Member, Rajasthan Legislative Assembly
- In office 2008–2013
- Preceded by: Surendra Goyal
- Succeeded by: Surendra Goyal
- Constituency: Jaitaran, Rajasthan

Parliamentary Secretary Government of Rajasthan
- In office March 2009 - December 2013

Personal details
- Born: 1 January 1962 (age 64) Jaitaran, Rajasthan, India
- Party: Rashtriya Loktantrik Party
- Other political affiliations: Indian National Congress
- Education: Bachelor of Arts, and Bachelor of Education
- Alma mater: Maharshi Dayanand Saraswati University
- Occupation: Politician

= Dilip Choudhary =

Indian politician (born 1962)

Dilip Choudhary (born 1 January 1962) is an Indian politician. He was elected to the Rajasthan Legislative Assembly from Jaitaran in 2008. He served as parliamentary secretary in the Government of Rajasthan, from March 2009, to December 2013. He served as a member of the Committee on Welfare of Other Backward Classes in the Rajasthan Legislative Assembly. Earlier, he was a member of the Subordinate Legislation Committee and also served on the Library Committee of the Assembly. He is a Member of the Rashtriya Loktantrik Party (RLP).

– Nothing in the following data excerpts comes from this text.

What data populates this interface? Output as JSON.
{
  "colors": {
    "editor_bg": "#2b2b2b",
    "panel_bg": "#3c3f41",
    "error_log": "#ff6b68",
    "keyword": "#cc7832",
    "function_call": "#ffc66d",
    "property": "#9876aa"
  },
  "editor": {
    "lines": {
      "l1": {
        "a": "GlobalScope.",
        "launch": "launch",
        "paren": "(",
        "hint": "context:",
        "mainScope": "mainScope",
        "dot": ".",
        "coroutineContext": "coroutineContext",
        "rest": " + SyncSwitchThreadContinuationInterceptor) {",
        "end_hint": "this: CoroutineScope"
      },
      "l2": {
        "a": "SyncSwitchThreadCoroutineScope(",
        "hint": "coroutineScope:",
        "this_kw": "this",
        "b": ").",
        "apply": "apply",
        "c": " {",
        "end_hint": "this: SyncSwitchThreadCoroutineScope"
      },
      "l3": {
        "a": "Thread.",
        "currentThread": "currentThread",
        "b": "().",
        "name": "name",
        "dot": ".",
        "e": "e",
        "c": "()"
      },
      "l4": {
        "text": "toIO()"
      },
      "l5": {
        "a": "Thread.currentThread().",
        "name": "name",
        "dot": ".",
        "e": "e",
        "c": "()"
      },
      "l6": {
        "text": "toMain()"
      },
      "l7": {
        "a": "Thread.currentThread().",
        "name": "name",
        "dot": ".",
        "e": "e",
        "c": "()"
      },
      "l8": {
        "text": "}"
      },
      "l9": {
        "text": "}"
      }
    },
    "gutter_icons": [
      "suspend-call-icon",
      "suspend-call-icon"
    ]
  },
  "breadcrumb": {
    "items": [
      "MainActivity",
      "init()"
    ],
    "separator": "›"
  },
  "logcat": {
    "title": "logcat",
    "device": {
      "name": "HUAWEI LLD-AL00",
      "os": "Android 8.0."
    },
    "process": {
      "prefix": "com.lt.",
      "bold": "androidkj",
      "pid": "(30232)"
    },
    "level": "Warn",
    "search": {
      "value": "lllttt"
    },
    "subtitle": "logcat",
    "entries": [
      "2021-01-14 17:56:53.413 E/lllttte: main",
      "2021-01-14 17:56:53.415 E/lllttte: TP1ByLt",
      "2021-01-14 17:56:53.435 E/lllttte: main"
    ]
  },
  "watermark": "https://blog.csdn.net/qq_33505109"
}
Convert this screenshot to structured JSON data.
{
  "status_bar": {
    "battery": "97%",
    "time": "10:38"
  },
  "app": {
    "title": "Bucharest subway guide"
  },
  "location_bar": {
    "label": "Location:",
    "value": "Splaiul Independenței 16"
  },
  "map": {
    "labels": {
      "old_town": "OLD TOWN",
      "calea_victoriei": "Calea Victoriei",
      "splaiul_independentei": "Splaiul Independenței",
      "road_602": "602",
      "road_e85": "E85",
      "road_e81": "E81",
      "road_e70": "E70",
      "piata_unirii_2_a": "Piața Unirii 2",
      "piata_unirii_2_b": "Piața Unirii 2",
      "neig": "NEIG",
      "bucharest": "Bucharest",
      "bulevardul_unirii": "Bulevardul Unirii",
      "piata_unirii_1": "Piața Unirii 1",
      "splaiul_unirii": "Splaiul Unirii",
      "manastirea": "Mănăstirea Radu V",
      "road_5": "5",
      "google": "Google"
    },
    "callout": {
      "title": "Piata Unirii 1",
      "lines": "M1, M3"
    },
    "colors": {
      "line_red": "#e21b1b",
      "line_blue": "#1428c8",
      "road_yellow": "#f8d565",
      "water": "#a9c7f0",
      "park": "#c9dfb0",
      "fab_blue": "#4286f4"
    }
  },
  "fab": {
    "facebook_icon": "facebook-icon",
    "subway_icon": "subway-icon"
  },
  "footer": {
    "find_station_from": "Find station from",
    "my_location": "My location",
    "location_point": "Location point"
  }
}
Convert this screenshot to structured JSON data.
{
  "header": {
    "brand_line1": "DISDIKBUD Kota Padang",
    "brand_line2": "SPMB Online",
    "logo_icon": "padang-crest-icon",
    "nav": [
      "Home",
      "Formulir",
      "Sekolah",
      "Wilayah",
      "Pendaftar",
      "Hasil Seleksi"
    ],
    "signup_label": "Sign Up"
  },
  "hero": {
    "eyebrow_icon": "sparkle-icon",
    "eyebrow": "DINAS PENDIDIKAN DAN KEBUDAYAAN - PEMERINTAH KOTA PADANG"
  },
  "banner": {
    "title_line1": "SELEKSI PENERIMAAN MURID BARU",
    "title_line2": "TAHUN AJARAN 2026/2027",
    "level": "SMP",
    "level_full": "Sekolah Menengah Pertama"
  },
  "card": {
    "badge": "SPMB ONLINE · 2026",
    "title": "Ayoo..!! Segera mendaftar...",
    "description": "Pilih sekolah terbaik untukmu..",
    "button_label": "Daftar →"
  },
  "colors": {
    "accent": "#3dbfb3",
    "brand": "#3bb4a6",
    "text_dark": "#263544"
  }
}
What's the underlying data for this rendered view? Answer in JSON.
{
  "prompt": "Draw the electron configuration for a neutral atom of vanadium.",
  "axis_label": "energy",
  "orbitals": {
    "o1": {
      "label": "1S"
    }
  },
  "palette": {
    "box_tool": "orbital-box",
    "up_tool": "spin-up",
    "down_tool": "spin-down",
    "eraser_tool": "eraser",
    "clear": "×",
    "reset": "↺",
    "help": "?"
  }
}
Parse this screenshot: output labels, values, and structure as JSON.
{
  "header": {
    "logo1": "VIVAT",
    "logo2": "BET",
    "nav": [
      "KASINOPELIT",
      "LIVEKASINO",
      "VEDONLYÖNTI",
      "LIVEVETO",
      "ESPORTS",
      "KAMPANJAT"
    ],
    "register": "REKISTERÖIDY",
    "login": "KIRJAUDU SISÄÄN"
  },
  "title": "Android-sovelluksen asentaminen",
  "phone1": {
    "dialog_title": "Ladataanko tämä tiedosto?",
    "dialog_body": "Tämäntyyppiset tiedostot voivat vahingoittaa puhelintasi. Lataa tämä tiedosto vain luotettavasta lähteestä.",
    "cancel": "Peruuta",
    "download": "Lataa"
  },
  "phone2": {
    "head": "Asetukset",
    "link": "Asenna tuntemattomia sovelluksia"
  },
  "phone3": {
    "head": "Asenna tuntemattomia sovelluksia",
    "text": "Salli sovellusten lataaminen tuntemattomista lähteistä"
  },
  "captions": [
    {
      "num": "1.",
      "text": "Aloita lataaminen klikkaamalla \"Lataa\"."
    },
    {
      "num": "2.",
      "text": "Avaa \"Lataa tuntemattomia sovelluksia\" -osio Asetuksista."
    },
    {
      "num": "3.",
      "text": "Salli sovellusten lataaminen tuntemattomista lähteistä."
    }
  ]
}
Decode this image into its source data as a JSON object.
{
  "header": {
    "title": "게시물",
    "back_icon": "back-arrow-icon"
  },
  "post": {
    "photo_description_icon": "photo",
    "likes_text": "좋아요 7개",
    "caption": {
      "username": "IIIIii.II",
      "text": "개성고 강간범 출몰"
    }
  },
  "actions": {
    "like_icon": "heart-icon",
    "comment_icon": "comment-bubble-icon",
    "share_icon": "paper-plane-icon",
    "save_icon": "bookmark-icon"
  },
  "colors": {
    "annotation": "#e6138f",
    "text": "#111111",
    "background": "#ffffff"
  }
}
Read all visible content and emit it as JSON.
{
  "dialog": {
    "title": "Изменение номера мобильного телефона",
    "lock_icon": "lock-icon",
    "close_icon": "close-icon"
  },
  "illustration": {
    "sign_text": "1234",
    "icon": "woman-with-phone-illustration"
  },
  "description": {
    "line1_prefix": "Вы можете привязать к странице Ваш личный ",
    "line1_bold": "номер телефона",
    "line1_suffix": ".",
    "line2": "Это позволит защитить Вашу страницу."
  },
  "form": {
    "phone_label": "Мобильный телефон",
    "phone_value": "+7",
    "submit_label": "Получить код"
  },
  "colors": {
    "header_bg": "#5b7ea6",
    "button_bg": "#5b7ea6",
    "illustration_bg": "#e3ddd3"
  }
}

== Early life and education ==
Choudhary was born on 1 January 1962, in Jaitaran, Pali district, in the Indian state of Rajasthan. He did Bachelor of Arts (B.A.), and Bachelor of Education (B.Ed.) from Maharshi Dayanand Saraswati University in Ajmer.

== Political career ==
Choudhary won the 2008 Rajasthan Legislative Assembly election as an Independent candidate by defeated the Bharatiya Janata Party candidate Surendra Goyal. He served as parliamentary secretary in the Government of Rajasthan, from March 2009, to December 2013. He served as a member of the Committee on Welfare of Other Backward Classes in the Rajasthan Legislative Assembly. Earlier, he was a member of the Subordinate Legislation Committee and also served on the Library Committee of the Assembly.

On 29 October 2025, Choudhary joined the Rashtriya Loktantrik Party (RLP), on the eve of party seventh foundation day in Bikaner, Rajasthan.